We treat technological progress as though it were a natural process, and we speak of Moore’s law — computers’ processing power doubles every two years — as though it were one of the laws of thermodynamics. But it is not an inevitable, natural process. It is the outcome of a particular social order.

Which reminds me of the Heinlein quote:

Throughout history, poverty is the normal condition of man. Advances which permit this norm to be exceeded — here and there, now and then — are the work of an extremely small minority, frequently despised, often condemned, and almost always opposed by all right-thinking people.

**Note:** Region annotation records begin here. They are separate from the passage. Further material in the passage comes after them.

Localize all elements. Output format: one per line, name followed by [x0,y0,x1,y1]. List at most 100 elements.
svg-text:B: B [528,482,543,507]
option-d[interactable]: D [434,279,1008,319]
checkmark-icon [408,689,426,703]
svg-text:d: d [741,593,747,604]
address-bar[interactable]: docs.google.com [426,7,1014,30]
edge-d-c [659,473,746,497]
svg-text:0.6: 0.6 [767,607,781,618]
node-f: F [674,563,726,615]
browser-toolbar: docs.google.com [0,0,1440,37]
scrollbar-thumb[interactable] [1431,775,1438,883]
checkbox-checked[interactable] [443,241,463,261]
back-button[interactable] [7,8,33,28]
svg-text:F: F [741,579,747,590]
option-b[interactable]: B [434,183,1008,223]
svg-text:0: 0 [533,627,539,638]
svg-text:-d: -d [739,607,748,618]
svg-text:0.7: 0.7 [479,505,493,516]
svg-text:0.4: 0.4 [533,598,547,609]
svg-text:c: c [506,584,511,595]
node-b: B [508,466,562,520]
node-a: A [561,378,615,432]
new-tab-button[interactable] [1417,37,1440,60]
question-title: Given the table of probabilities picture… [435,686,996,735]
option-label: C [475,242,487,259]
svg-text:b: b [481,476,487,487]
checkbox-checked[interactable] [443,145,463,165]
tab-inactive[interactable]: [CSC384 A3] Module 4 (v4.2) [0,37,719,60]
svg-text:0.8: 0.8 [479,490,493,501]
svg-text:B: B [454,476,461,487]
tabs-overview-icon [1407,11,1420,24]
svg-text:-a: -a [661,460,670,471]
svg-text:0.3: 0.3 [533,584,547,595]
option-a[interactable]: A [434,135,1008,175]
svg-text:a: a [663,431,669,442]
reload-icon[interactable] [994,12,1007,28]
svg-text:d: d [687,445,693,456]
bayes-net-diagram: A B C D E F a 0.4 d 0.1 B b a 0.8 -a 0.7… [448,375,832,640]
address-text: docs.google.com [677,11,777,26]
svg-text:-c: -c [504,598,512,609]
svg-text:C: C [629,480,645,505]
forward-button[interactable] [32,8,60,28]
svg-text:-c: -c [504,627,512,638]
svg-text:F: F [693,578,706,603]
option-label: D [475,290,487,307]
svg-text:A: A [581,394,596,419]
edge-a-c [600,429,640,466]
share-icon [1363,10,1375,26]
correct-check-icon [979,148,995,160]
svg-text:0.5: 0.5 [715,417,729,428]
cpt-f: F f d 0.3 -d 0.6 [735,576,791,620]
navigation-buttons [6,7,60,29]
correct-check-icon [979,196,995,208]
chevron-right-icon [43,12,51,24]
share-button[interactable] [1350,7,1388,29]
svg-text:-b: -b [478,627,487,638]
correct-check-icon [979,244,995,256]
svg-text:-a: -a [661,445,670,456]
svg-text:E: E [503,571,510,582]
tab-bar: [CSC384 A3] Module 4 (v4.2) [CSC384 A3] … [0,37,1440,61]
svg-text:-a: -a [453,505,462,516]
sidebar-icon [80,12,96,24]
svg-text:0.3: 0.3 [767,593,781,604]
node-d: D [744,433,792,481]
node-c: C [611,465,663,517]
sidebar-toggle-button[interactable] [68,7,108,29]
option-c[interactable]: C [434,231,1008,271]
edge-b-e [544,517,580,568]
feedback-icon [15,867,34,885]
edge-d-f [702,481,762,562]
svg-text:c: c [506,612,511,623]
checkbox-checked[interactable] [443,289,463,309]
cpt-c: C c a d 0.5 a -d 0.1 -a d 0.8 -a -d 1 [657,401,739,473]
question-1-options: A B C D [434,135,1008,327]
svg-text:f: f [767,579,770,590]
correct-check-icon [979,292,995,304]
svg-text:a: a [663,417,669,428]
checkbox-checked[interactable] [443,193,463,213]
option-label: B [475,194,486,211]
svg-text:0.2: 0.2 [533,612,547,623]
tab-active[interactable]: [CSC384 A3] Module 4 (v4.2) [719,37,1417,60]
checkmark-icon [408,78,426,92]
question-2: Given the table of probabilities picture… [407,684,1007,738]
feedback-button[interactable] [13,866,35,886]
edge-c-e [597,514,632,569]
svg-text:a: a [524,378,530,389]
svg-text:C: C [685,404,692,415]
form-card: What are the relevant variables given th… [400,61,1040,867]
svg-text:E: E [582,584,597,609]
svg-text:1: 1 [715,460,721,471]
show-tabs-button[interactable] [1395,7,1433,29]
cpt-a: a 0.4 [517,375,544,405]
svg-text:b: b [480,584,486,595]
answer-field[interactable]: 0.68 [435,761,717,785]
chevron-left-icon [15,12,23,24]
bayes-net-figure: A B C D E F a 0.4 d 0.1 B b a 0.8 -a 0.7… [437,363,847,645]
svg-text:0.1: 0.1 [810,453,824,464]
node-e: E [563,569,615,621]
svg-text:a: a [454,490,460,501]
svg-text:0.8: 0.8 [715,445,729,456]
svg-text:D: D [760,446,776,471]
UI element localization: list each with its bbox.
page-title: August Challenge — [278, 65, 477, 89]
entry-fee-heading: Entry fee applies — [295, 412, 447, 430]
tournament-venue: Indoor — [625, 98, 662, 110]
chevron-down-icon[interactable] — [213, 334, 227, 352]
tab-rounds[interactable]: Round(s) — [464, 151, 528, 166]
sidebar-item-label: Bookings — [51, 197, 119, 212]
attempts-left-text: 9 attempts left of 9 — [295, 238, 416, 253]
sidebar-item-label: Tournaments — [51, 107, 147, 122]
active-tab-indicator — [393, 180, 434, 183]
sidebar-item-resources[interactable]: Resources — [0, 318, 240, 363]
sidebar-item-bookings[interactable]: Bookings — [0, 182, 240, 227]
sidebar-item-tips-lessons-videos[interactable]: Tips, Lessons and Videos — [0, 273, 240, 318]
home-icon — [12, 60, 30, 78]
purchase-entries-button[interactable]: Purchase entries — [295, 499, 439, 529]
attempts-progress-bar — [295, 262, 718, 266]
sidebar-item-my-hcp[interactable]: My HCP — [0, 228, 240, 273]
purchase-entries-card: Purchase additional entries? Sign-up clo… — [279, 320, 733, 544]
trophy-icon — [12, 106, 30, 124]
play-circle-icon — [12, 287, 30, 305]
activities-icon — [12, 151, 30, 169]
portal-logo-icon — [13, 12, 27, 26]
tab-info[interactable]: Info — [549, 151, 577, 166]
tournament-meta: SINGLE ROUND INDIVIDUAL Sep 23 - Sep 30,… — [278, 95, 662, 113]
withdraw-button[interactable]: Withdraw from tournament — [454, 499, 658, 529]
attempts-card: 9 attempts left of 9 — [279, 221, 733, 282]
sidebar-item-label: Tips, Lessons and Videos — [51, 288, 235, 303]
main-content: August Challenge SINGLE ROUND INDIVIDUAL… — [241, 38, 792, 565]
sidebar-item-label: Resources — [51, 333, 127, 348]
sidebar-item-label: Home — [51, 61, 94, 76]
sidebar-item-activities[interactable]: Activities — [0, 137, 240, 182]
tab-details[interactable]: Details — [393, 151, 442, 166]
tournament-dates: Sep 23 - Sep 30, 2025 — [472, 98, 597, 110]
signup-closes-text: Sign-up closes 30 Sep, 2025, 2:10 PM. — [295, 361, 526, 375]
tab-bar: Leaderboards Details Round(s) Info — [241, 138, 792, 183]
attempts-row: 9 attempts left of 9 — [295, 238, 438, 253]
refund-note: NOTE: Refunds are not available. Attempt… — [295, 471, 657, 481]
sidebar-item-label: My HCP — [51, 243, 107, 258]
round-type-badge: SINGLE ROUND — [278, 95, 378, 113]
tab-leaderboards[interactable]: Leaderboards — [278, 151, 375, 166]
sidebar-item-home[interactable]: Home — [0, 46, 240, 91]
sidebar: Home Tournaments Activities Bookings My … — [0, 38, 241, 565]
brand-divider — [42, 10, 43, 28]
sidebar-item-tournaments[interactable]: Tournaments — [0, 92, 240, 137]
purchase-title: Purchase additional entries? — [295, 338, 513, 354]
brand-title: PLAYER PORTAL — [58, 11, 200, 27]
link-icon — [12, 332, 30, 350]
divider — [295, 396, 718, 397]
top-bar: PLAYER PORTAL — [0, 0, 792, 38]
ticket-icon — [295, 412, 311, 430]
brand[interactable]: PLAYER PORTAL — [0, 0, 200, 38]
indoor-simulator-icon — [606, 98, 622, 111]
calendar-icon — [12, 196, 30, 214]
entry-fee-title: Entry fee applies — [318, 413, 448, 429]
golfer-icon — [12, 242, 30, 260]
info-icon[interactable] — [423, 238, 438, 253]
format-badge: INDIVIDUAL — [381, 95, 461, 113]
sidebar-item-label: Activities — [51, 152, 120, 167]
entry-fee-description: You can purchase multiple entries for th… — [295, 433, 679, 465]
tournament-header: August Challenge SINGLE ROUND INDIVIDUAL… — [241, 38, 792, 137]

Whenever this tiny minority is kept from creating, or (as sometimes happens) is driven out of a society, the people then slip back into abject poverty.

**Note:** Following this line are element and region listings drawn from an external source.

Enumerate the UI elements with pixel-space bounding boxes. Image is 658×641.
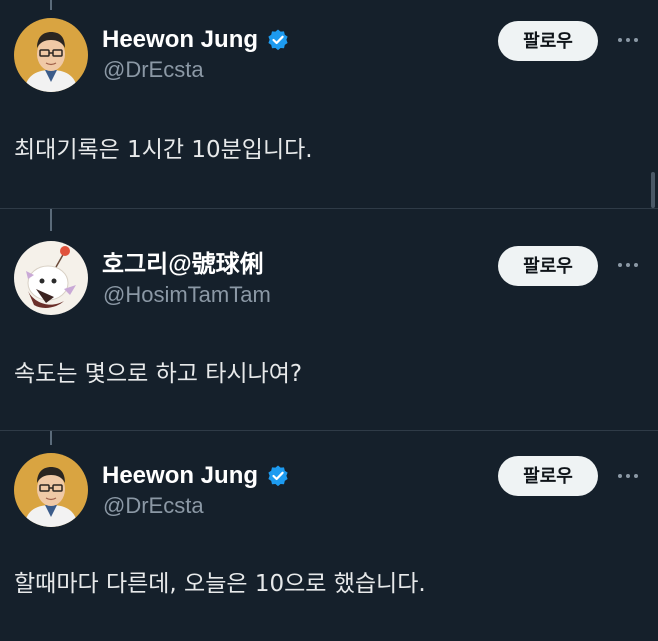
- author-handle[interactable]: @DrEcsta: [103, 493, 204, 519]
- avatar-hogri[interactable]: [14, 241, 88, 315]
- follow-button[interactable]: 팔로우: [498, 21, 598, 61]
- author-row: Heewon Jung: [102, 26, 290, 54]
- avatar-heewon-jung[interactable]: [14, 18, 88, 92]
- author-row: 호그리@號球俐: [102, 251, 264, 279]
- tweet-text: 최대기록은 1시간 10분입니다.: [14, 137, 313, 163]
- verified-badge-icon: [266, 28, 290, 52]
- thread-line: [50, 209, 52, 231]
- tweet-feed: Heewon Jung @DrEcsta 팔로우 최대기록은 1시간 10분입니…: [0, 0, 658, 641]
- author-row: Heewon Jung: [102, 462, 290, 490]
- thread-line: [50, 0, 52, 10]
- moogle-avatar-icon: [14, 241, 88, 315]
- tweet-text: 할때마다 다른데, 오늘은 10으로 했습니다.: [14, 571, 426, 597]
- follow-button[interactable]: 팔로우: [498, 246, 598, 286]
- tweet-1[interactable]: Heewon Jung @DrEcsta 팔로우 최대기록은 1시간 10분입니…: [0, 0, 658, 208]
- avatar-heewon-jung[interactable]: [14, 453, 88, 527]
- author-display-name[interactable]: Heewon Jung: [102, 462, 258, 490]
- author-display-name[interactable]: 호그리@號球俐: [102, 251, 264, 279]
- doctor-avatar-icon: [14, 18, 88, 92]
- author-display-name[interactable]: Heewon Jung: [102, 26, 258, 54]
- scrollbar-thumb[interactable]: [651, 172, 655, 208]
- more-options-icon[interactable]: [612, 255, 644, 275]
- more-options-icon[interactable]: [612, 30, 644, 50]
- author-handle[interactable]: @HosimTamTam: [103, 282, 271, 308]
- doctor-avatar-icon: [14, 453, 88, 527]
- more-options-icon[interactable]: [612, 466, 644, 486]
- author-handle[interactable]: @DrEcsta: [103, 57, 204, 83]
- tweet-3[interactable]: Heewon Jung @DrEcsta 팔로우 할때마다 다른데, 오늘은 1…: [0, 431, 658, 641]
- thread-line: [50, 431, 52, 445]
- tweet-text: 속도는 몇으로 하고 타시나여?: [14, 361, 303, 387]
- verified-badge-icon: [266, 464, 290, 488]
- tweet-2[interactable]: 호그리@號球俐 @HosimTamTam 팔로우 속도는 몇으로 하고 타시나여…: [0, 209, 658, 430]
- follow-button[interactable]: 팔로우: [498, 456, 598, 496]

This is known as “bad luck.”

Kevin’s new book just came out this week.

4 thoughts on “Nobody Knows How to Make A Pencil”

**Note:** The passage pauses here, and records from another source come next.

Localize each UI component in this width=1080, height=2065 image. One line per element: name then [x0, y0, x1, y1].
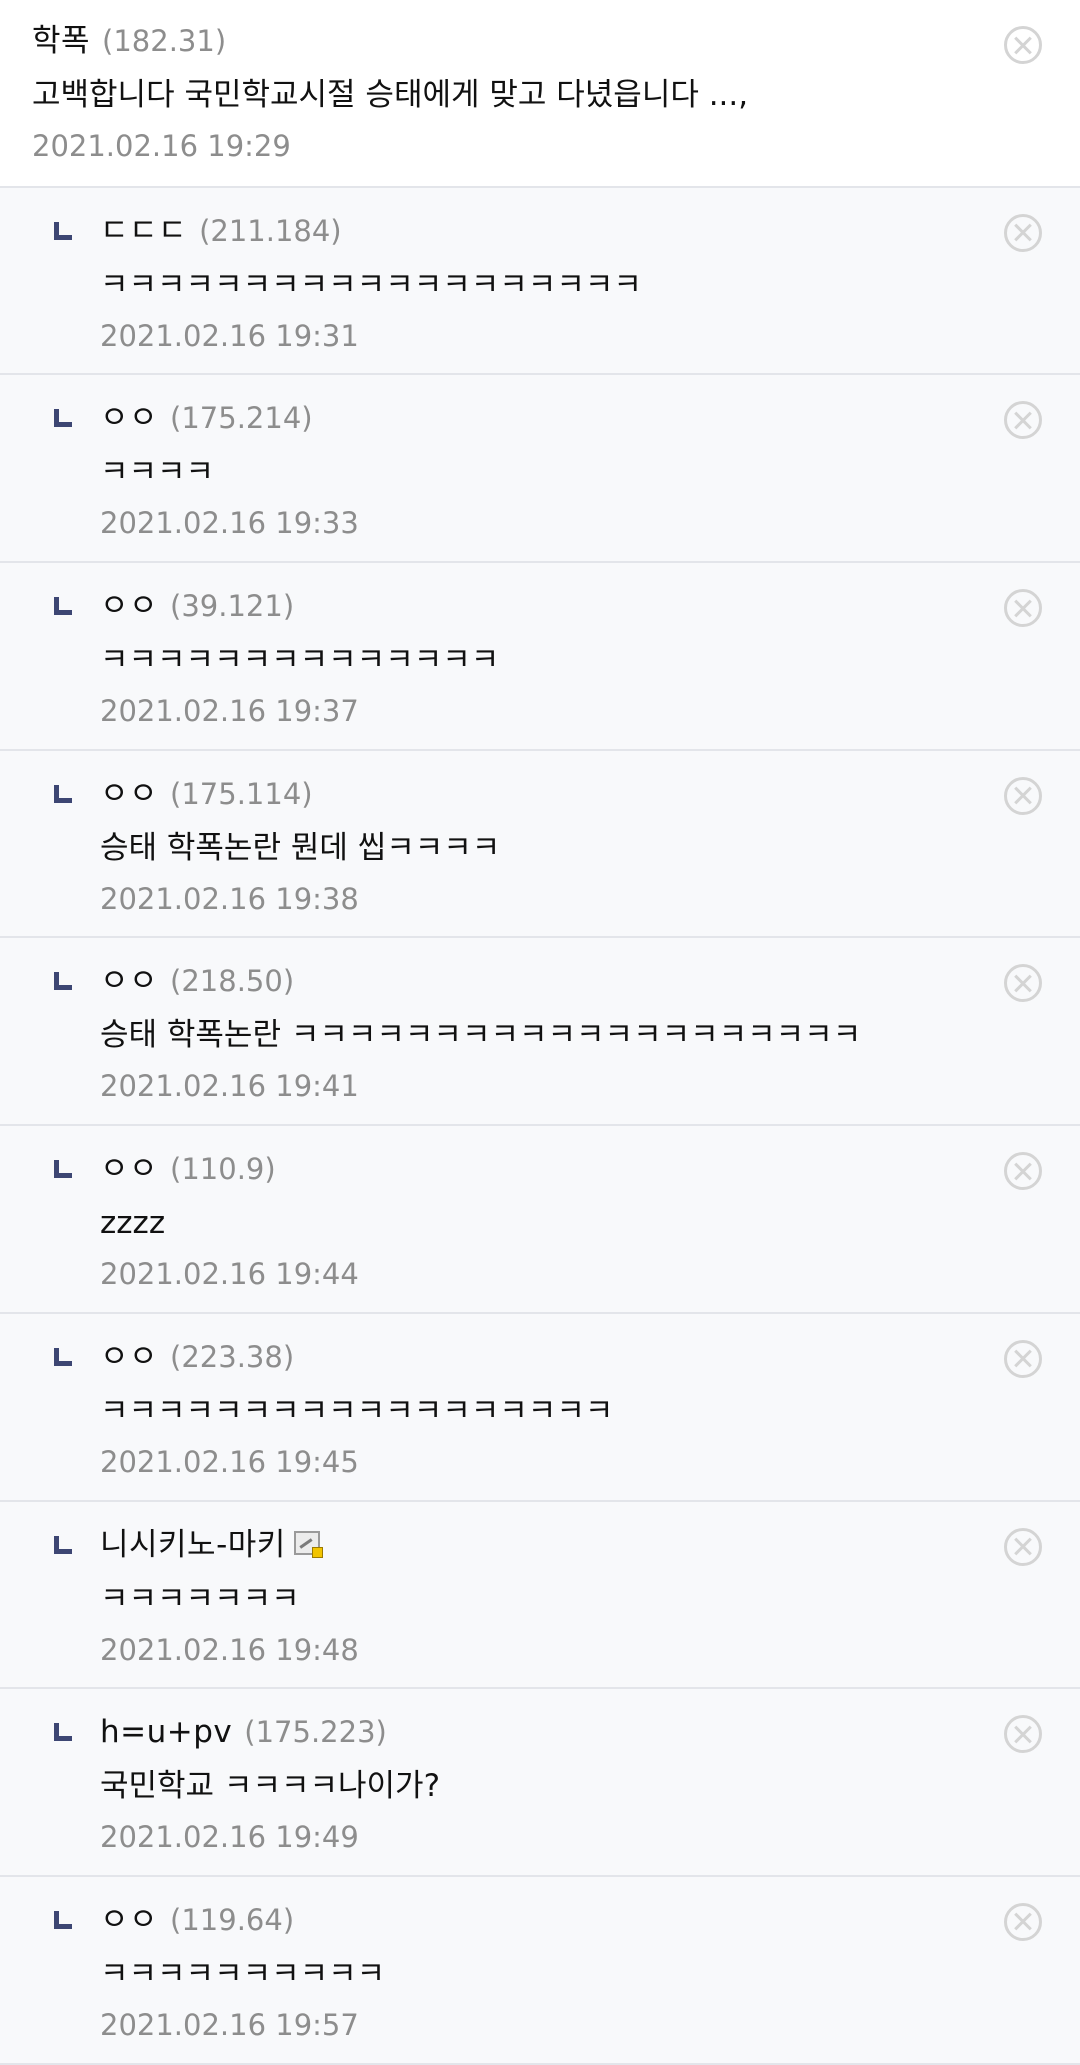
delete-icon[interactable]	[1004, 26, 1042, 64]
reply-item: ㄷㄷㄷ (211.184) ㅋㅋㅋㅋㅋㅋㅋㅋㅋㅋㅋㅋㅋㅋㅋㅋㅋㅋㅋ 2021.0…	[0, 187, 1080, 376]
comment-ip: (175.223)	[244, 1715, 387, 1750]
comment-nickname[interactable]: ㅇㅇ	[100, 585, 158, 627]
comment-date: 2021.02.16 19:57	[100, 2007, 359, 2042]
reply-item: ㅇㅇ (223.38) ㅋㅋㅋㅋㅋㅋㅋㅋㅋㅋㅋㅋㅋㅋㅋㅋㅋㅋ 2021.02.1…	[0, 1313, 1080, 1502]
reply-arrow-icon	[54, 784, 72, 803]
comment-text: 승태 학폭논란 뭔데 씹ㅋㅋㅋㅋ	[100, 829, 501, 866]
comment-header: h=u+pv (175.223)	[100, 1711, 1080, 1753]
comment-text: zzzz	[100, 1205, 166, 1242]
comment-header: ㅇㅇ (119.64)	[100, 1899, 1080, 1941]
comment-header: 학폭 (182.31)	[32, 20, 1080, 62]
reply-arrow-icon	[54, 409, 72, 428]
comment-header: 니시키노-마키	[100, 1524, 1080, 1566]
comment-date: 2021.02.16 19:38	[100, 881, 359, 916]
reply-arrow-icon	[54, 1160, 72, 1179]
comment-text: ㅋㅋㅋㅋㅋㅋㅋ	[100, 1580, 300, 1617]
comment-date: 2021.02.16 19:33	[100, 506, 359, 541]
comment-nickname[interactable]: ㅇㅇ	[100, 773, 158, 815]
delete-icon[interactable]	[1004, 213, 1042, 252]
comment-ip: (223.38)	[170, 1339, 295, 1374]
comment-ip: (211.184)	[199, 213, 342, 248]
comment-text: ㅋㅋㅋㅋㅋㅋㅋㅋㅋㅋ	[100, 1955, 386, 1992]
reply-arrow-icon	[54, 597, 72, 616]
comment-text: ㅋㅋㅋㅋㅋㅋㅋㅋㅋㅋㅋㅋㅋㅋㅋㅋㅋㅋㅋ	[100, 266, 642, 303]
comment-nickname[interactable]: ㅇㅇ	[100, 1899, 158, 1941]
comment-ip: (119.64)	[170, 1902, 295, 1937]
comment-text: 승태 학폭논란 ㅋㅋㅋㅋㅋㅋㅋㅋㅋㅋㅋㅋㅋㅋㅋㅋㅋㅋㅋㅋ	[100, 1017, 862, 1054]
reply-arrow-icon	[54, 972, 72, 991]
comment-nickname[interactable]: ㅇㅇ	[100, 1336, 158, 1378]
delete-icon[interactable]	[1004, 1152, 1042, 1191]
delete-icon[interactable]	[1004, 589, 1042, 628]
comment-list: 학폭 (182.31) 고백합니다 국민학교시절 승태에게 맞고 다녔읍니다 .…	[0, 0, 1080, 2065]
comment-nickname[interactable]: h=u+pv	[100, 1711, 232, 1753]
comment-nickname[interactable]: ㅇㅇ	[100, 397, 158, 439]
comment-ip: (175.214)	[170, 401, 313, 436]
reply-item: ㅇㅇ (218.50) 승태 학폭논란 ㅋㅋㅋㅋㅋㅋㅋㅋㅋㅋㅋㅋㅋㅋㅋㅋㅋㅋㅋㅋ…	[0, 938, 1080, 1127]
reply-item: 니시키노-마키 ㅋㅋㅋㅋㅋㅋㅋ 2021.02.16 19:48	[0, 1501, 1080, 1690]
comment-date: 2021.02.16 19:37	[100, 694, 359, 729]
reply-arrow-icon	[54, 1723, 72, 1742]
delete-icon[interactable]	[1004, 1527, 1042, 1566]
comment-date: 2021.02.16 19:31	[100, 318, 359, 353]
comment-date: 2021.02.16 19:45	[100, 1444, 359, 1479]
comment-header: ㅇㅇ (218.50)	[100, 960, 1080, 1002]
comment-ip: (182.31)	[102, 24, 227, 58]
reply-item: ㅇㅇ (110.9) zzzz 2021.02.16 19:44	[0, 1126, 1080, 1314]
comment-header: ㄷㄷㄷ (211.184)	[100, 210, 1080, 252]
comment-header: ㅇㅇ (110.9)	[100, 1148, 1080, 1190]
comment-header: ㅇㅇ (39.121)	[100, 585, 1080, 627]
reply-item: ㅇㅇ (119.64) ㅋㅋㅋㅋㅋㅋㅋㅋㅋㅋ 2021.02.16 19:57	[0, 1876, 1080, 2065]
comment-header: ㅇㅇ (223.38)	[100, 1336, 1080, 1378]
comment-ip: (218.50)	[170, 964, 295, 999]
comment-nickname[interactable]: ㄷㄷㄷ	[100, 210, 187, 252]
delete-icon[interactable]	[1004, 1339, 1042, 1378]
comment-date: 2021.02.16 19:48	[100, 1632, 359, 1667]
delete-icon[interactable]	[1004, 776, 1042, 815]
comment-text: 국민학교 ㅋㅋㅋㅋ나이가?	[100, 1768, 441, 1805]
reply-arrow-icon	[54, 1347, 72, 1366]
comment-date: 2021.02.16 19:49	[100, 1820, 359, 1855]
comment-ip: (39.121)	[170, 589, 295, 624]
comment-date: 2021.02.16 19:44	[100, 1257, 359, 1292]
comment-nickname[interactable]: ㅇㅇ	[100, 1148, 158, 1190]
reply-item: h=u+pv (175.223) 국민학교 ㅋㅋㅋㅋ나이가? 2021.02.1…	[0, 1689, 1080, 1877]
reply-arrow-icon	[54, 1910, 72, 1929]
reply-item: ㅇㅇ (39.121) ㅋㅋㅋㅋㅋㅋㅋㅋㅋㅋㅋㅋㅋㅋ 2021.02.16 19…	[0, 563, 1080, 751]
reply-item: ㅇㅇ (175.214) ㅋㅋㅋㅋ 2021.02.16 19:33	[0, 375, 1080, 564]
comment-text: ㅋㅋㅋㅋㅋㅋㅋㅋㅋㅋㅋㅋㅋㅋ	[100, 642, 500, 679]
delete-icon[interactable]	[1004, 1715, 1042, 1754]
comment-nickname[interactable]: 니시키노-마키	[100, 1524, 286, 1566]
reply-arrow-icon	[54, 221, 72, 240]
comment-header: ㅇㅇ (175.114)	[100, 773, 1080, 815]
comment-text: ㅋㅋㅋㅋ	[100, 454, 215, 491]
comment-item: 학폭 (182.31) 고백합니다 국민학교시절 승태에게 맞고 다녔읍니다 .…	[0, 0, 1080, 188]
comment-ip: (110.9)	[170, 1152, 276, 1187]
reply-item: ㅇㅇ (175.114) 승태 학폭논란 뭔데 씹ㅋㅋㅋㅋ 2021.02.16…	[0, 750, 1080, 939]
comment-text: 고백합니다 국민학교시절 승태에게 맞고 다녔읍니다 ...,	[32, 77, 749, 113]
comment-ip: (175.114)	[170, 776, 313, 811]
delete-icon[interactable]	[1004, 1902, 1042, 1941]
comment-date: 2021.02.16 19:41	[100, 1069, 359, 1104]
comment-header: ㅇㅇ (175.214)	[100, 397, 1080, 439]
reply-arrow-icon	[54, 1535, 72, 1554]
member-badge-icon	[293, 1530, 323, 1558]
comment-nickname[interactable]: ㅇㅇ	[100, 960, 158, 1002]
comment-nickname[interactable]: 학폭	[32, 20, 90, 62]
comment-date: 2021.02.16 19:29	[32, 129, 291, 163]
comment-text: ㅋㅋㅋㅋㅋㅋㅋㅋㅋㅋㅋㅋㅋㅋㅋㅋㅋㅋ	[100, 1392, 614, 1429]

  1. If nobody knows how to make a pencil … then we must be approaching Peak Pencil! Soon we’ll have to start odd–even pencil rationing to extend the last pencils from the pencil mines.

  2. Considering how the IRS is used by Democrats to target their political opponents for investigations, why is it surprising people want the government and the IRS as far away from their Dr as possible? Looks like everyone who voted for a Republican is being called in for a mandatory colonoscopy this month, still time to change your voter registration…

  3. it depends how vertically integrated a manufacturer is. In the 20th century, firms would be vertically integrated, starting with raw materials, and running all the finishing and processing. Starting in the 1980’s firms started outsourcing,
    focusing on core competency and descoping. Where a Henry Ford was utterly vertical, today, a Destino barely makes anything.

    what’s the right answer? Hard to say, but, Boeing is sure losing on the 787 because they don’t know the batteries.